+689 87 72 08 28
leo.peuillot@meta.legal

Your personal data : training, audit, compliance with GDPR

The stakes

The law on personal data is mainly based on the Data Protection Act of 6 January 1978 and the General Data Protection Regulations (GDPR), No. 2016/679, of 27 April 2016.

Beyond the control of sanction risks, compliance with the GDPR makes it possible to structure your organization while building the trust of your clients and partners.

Compliance with the GDPR requires identifying the main internal processes within the company that involve the processing of personal data. These processes generally correspond to the company’s departments, including:

– Human Resources

– Customers and marketing

– Suppliers and subcontractors

Compliance is indeed an opportunity to create or review cooperation processes between the operational departments, the IT department and the legal department.

Because of their expertise and ethics, lawyers are the most appropriate professionals to meet the needs of organizations in terms of compliance with the GDPR.

On the one hand, the analysis of a situation with regard to legal texts constitutes the very principle of the lawyer’s activity. Compliance” is a process controlled and carried out by lawyers, leaders in this market since the beginning.

On the other hand, the lawyer’s ethical rules (professional secrecy, prohibition of any conflict of interest, etc.) offer unequalled guarantees to clients.

Our offer

META supports you in your compliance with laws and regulations relating to the protection of personal data.

Our services can be chosen individually or in a package including several additional services, according to your preferences.

They are organized in six parts:

1. Train your staff in personal data law

Involving and raising awareness among all employees in the process of achieving DGMP compliance helps to build understanding and support for the approach.
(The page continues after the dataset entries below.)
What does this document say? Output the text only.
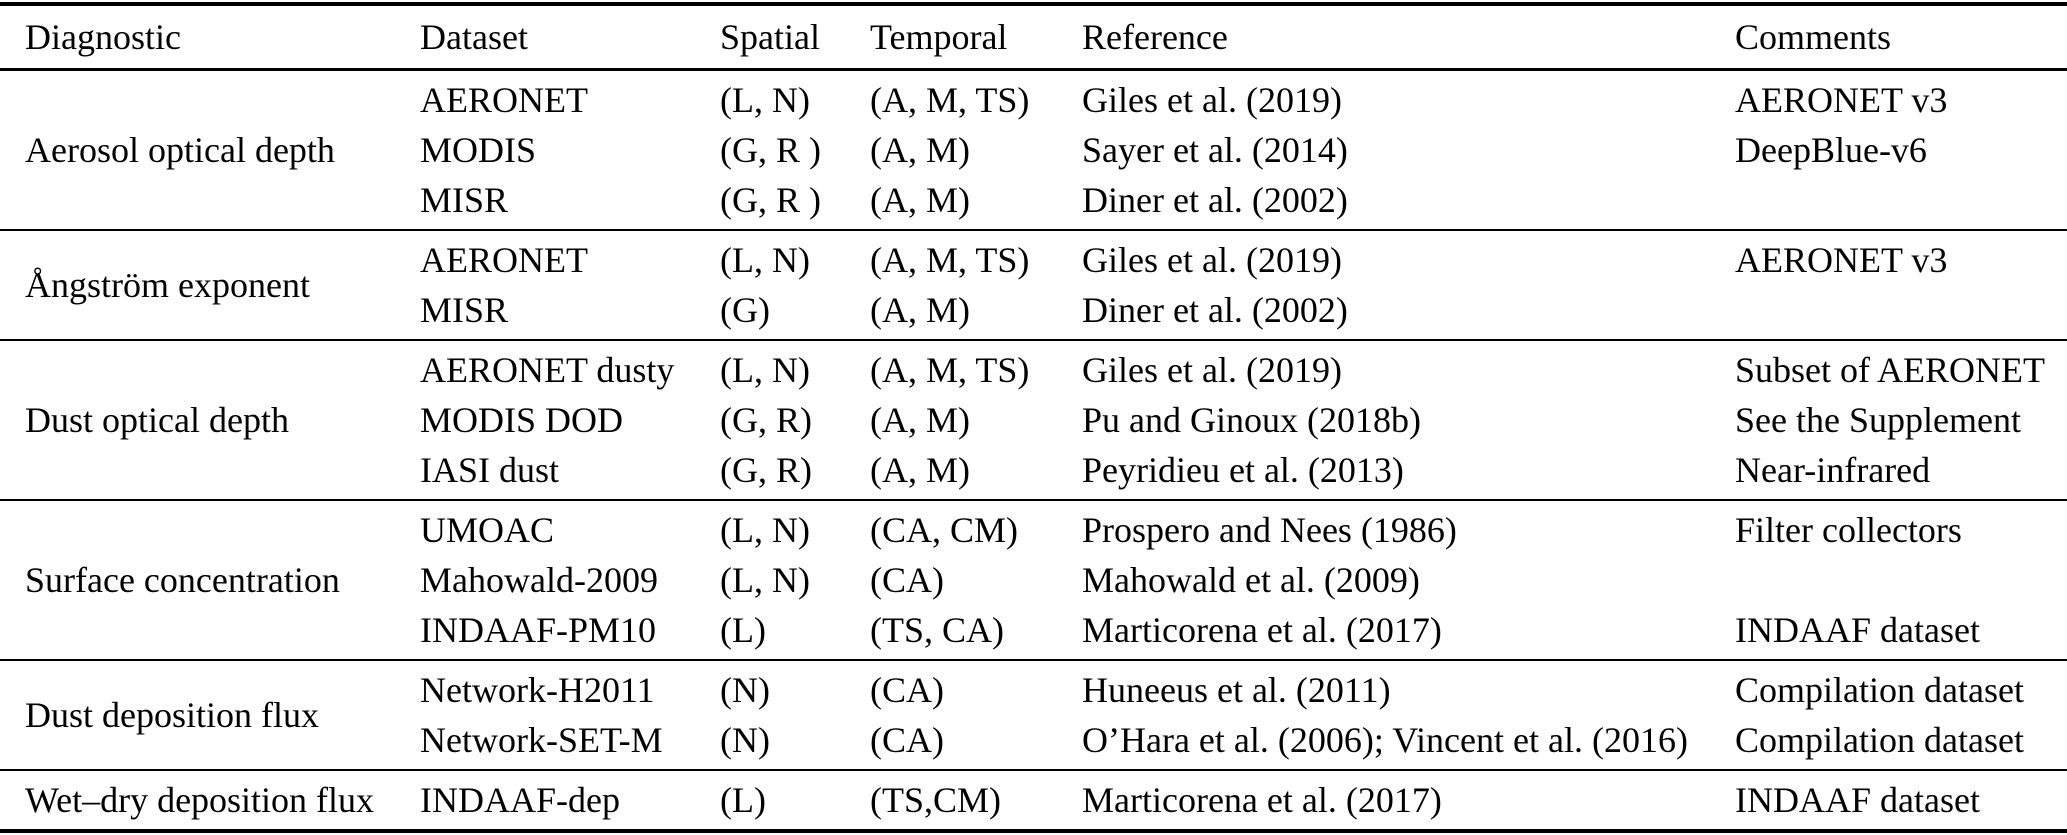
Diagnostic	Dataset	Spatial	Temporal	Reference	Comments
Aerosol optical depth
AERONET	(L, N)	(A, M, TS)	Giles et al. (2019)	AERONET v3
MODIS	(G, R )	(A, M)	Sayer et al. (2014)	DeepBlue-v6
MISR	(G, R )	(A, M)	Diner et al. (2002)
Ångström exponent
AERONET	(L, N)	(A, M, TS)	Giles et al. (2019)	AERONET v3
MISR	(G)	(A, M)	Diner et al. (2002)
Dust optical depth
AERONET dusty	(L, N)	(A, M, TS)	Giles et al. (2019)	Subset of AERONET
MODIS DOD	(G, R)	(A, M)	Pu and Ginoux (2018b)	See the Supplement
IASI dust	(G, R)	(A, M)	Peyridieu et al. (2013)	Near-infrared
Surface concentration
UMOAC	(L, N)	(CA, CM)	Prospero and Nees (1986)	Filter collectors
Mahowald-2009	(L, N)	(CA)	Mahowald et al. (2009)
INDAAF-PM10	(L)	(TS, CA)	Marticorena et al. (2017)	INDAAF dataset
Dust deposition flux
Network-H2011	(N)	(CA)	Huneeus et al. (2011)	Compilation dataset
Network-SET-M	(N)	(CA)	O’Hara et al. (2006); Vincent et al. (2016)	Compilation dataset
Wet–dry deposition flux	INDAAF-dep	(L)	(TS,CM)	Marticorena et al. (2017)	INDAAF dataset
Our training courses are intended for a varied audience: they can be general (e. g. the essential elements of the GDPR) or concrete (e. g. compliance documentation) and also specifically target your field of activity (e. g. GDPR compliance in the health sector, banks, insurance, supermarkets or the public sector).
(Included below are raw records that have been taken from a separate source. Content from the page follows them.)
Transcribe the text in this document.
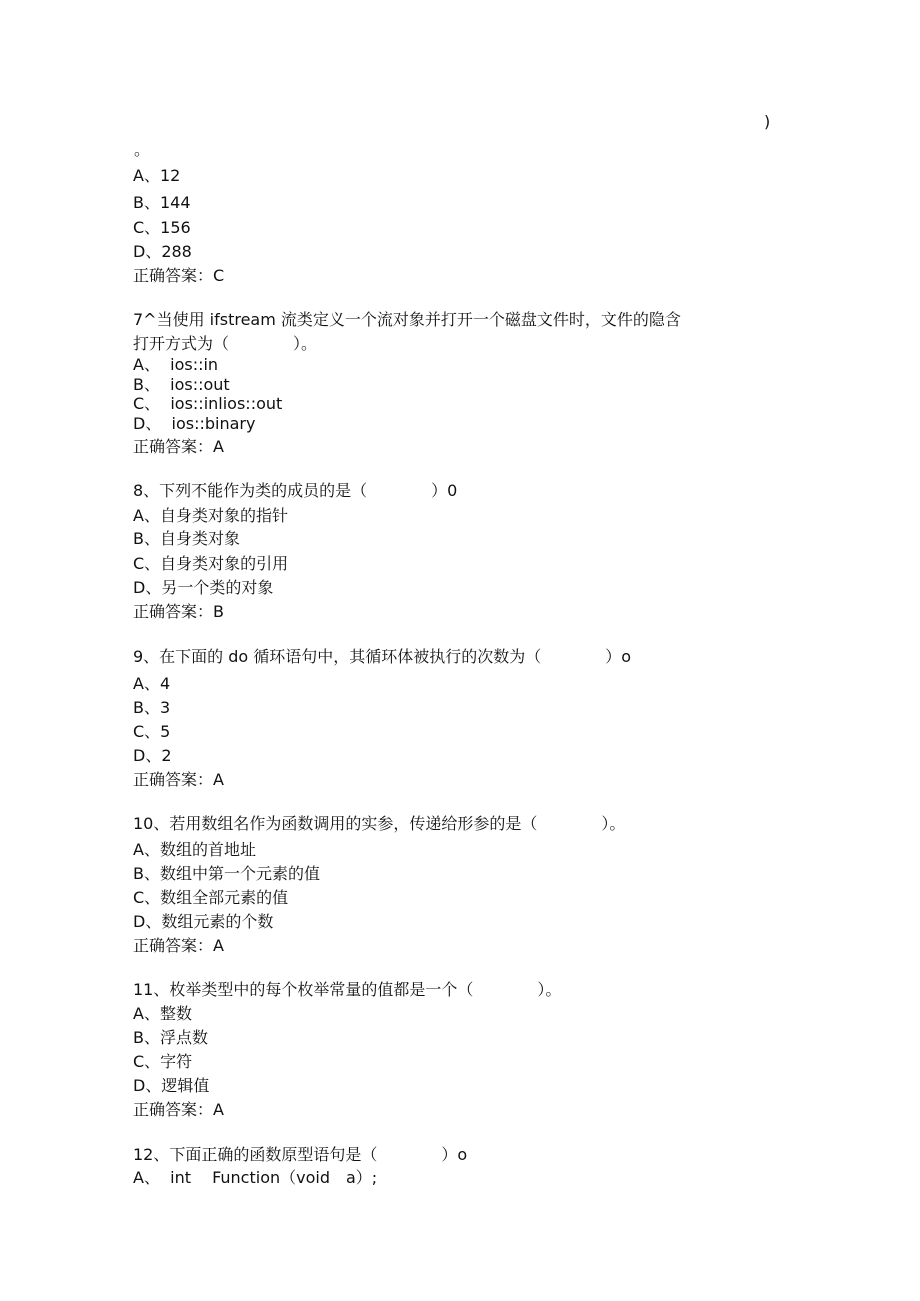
)
。
A、12
B、144
C、156
D、288
正确答案：C
7^当使用 ifstream 流类定义一个流对象并打开一个磁盘文件时，文件的隐含
打开方式为（　　　　）。
A、  ios::in
B、  ios::out
C、  ios::inlios::out
D、  ios::binary
正确答案：A
8、下列不能作为类的成员的是（　　　　）0
A、自身类对象的指针
B、自身类对象
C、自身类对象的引用
D、另一个类的对象
正确答案：B
9、在下面的 do 循环语句中，其循环体被执行的次数为（　　　　）o
A、4
B、3
C、5
D、2
正确答案：A
10、若用数组名作为函数调用的实参，传递给形参的是（　　　　）。
A、数组的首地址
B、数组中第一个元素的值
C、数组全部元素的值
D、数组元素的个数
正确答案：A
11、枚举类型中的每个枚举常量的值都是一个（　　　　）。
A、整数
B、浮点数
C、字符
D、逻辑值
正确答案：A
12、下面正确的函数原型语句是（　　　　）o
A、  int　 Function（void　a）;
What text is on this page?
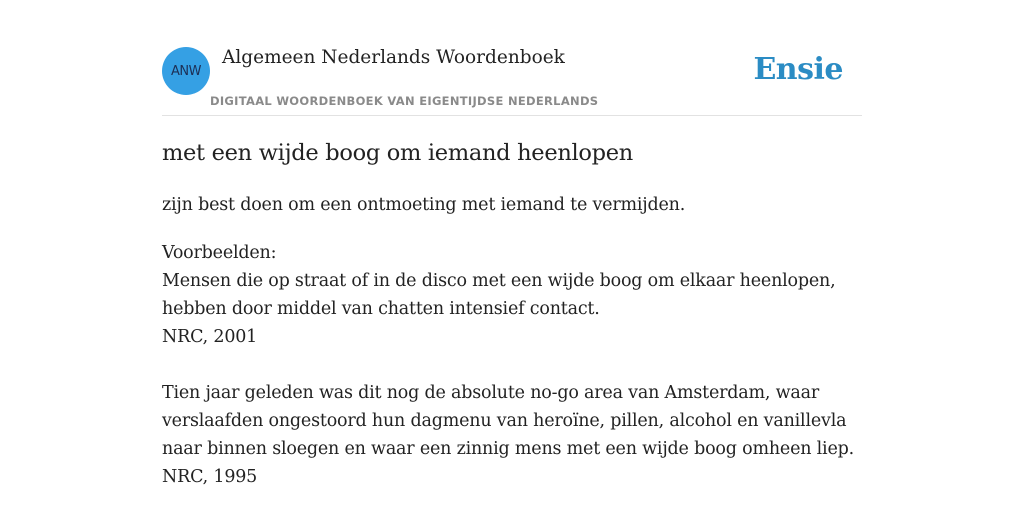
ANW
Algemeen Nederlands Woordenboek
DIGITAAL WOORDENBOEK VAN EIGENTIJDSE NEDERLANDS
Ensie
met een wijde boog om iemand heenlopen
zijn best doen om een ontmoeting met iemand te vermijden.
Voorbeelden:
Mensen die op straat of in de disco met een wijde boog om elkaar heenlopen,
hebben door middel van chatten intensief contact.
NRC, 2001
Tien jaar geleden was dit nog de absolute no-go area van Amsterdam, waar
verslaafden ongestoord hun dagmenu van heroïne, pillen, alcohol en vanillevla
naar binnen sloegen en waar een zinnig mens met een wijde boog omheen liep.
NRC, 1995
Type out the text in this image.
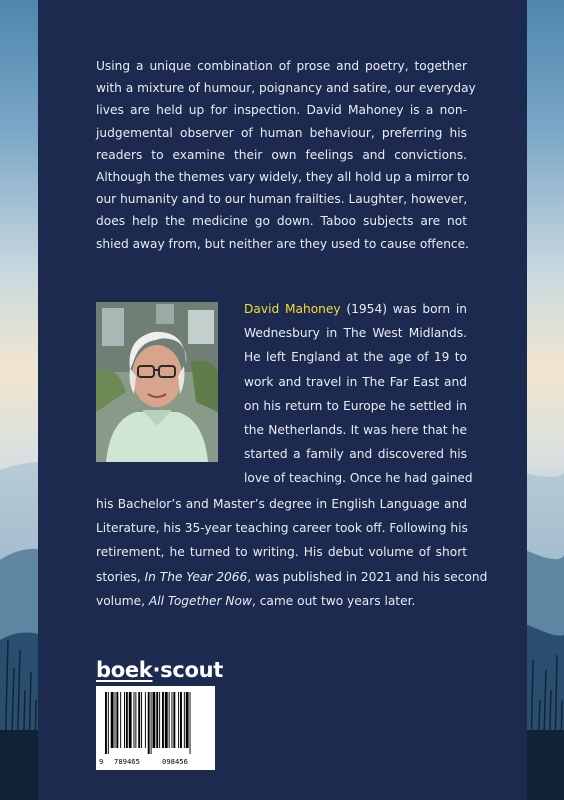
Using a unique combination of prose and poetry, together
with a mixture of humour, poignancy and satire, our everyday
lives are held up for inspection. David Mahoney is a non-
judgemental observer of human behaviour, preferring his
readers to examine their own feelings and convictions.
Although the themes vary widely, they all hold up a mirror to
our humanity and to our human frailties. Laughter, however,
does help the medicine go down. Taboo subjects are not
shied away from, but neither are they used to cause offence.
David Mahoney (1954) was born in
Wednesbury in The West Midlands.
He left England at the age of 19 to
work and travel in The Far East and
on his return to Europe he settled in
the Netherlands. It was here that he
started a family and discovered his
love of teaching. Once he had gained
his Bachelor’s and Master’s degree in English Language and
Literature, his 35-year teaching career took off. Following his
retirement, he turned to writing. His debut volume of short
stories, In The Year 2066, was published in 2021 and his second
volume, All Together Now, came out two years later.
boek·scout
9 789465	098456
We organise tailor-made training courses, conferences and workshops.

2. Mapping data processing

Compliance involves mapping the data processing carried out within an organization. This step consists of carrying out an in-depth legal and technical audit.

This step allows to identify in particular :

          • The processing of personal data;
          • The purposes and legal basis of the processing operations;
          • Conservation periods;
          • The recipients of the data;
          • The risks linked to the processing of personal data;
          • Data flows outside the European Union;
          • Specific risks to privacy;
          • Data controllers and processors;
          • The means of security implemented;
          • Information to data subjects.

3. Analyse the conformity of processing operations and determine an action plan.

The characteristics of each treatment must be analysed to ensure compliance with regulations.

Several points are examined, in particular the proportionality of the data collected and the storage period in relation to the purposes of the processing operation, information to be given to individuals, etc. The following points are examined

An action plan is then drawn up. This document sets out the objectives to be achieved and the tools to be put in place, in particular :

          • The register of processing operations ;
          • Impact assessments relating to data protection;
          • The privacy policy;
          • Documentation allowing information and the exercise of the rights of data subjects and their consent;
          • Auditing and correction of contracts with personal data aspects, particularly with regard to subcontracting;
          • Support for the data protection officer;
          • Concrete actions to ensure the security of personal data.

4. Implementing the action plan for preventing and dealing with risks

The implementation of the action plan involves the drafting of documents and the development of tools and measures, in particular :

          • The processing registry;
          • Impact assessments relating to data protection;
          • The privacy policy;
          • Documentation enabling the information and exercise of the rights of data subjects and their consent;
          • Auditing and correction of contracts with personal data aspects, particularly in the area of outsourcing;
          • Concrete actions to ensure the security of personal data.

5. Strengthening the data protection officer

The Data Protection Officer (DPO) must at the same time raise awareness, advise and monitor his or her organisation. In order to carry out these tasks, the DPO must have legal and technical expertise, while at the same time providing guarantees of independence.

We can assist your internal DPO in the implementation of his or her tasks.

6. Assistance in the event of control or litigation

We assist you in your relations with the CNIL, in the event of an audit by the latter and in appeals against its decisions or its lack of response.

We intervene to help you exercise your rights (access, deletion, limitation, rectification, etc.), but also to stop and punish any infringement of personal data rights: recourse before the CNIL, criminal proceedings, civil summons.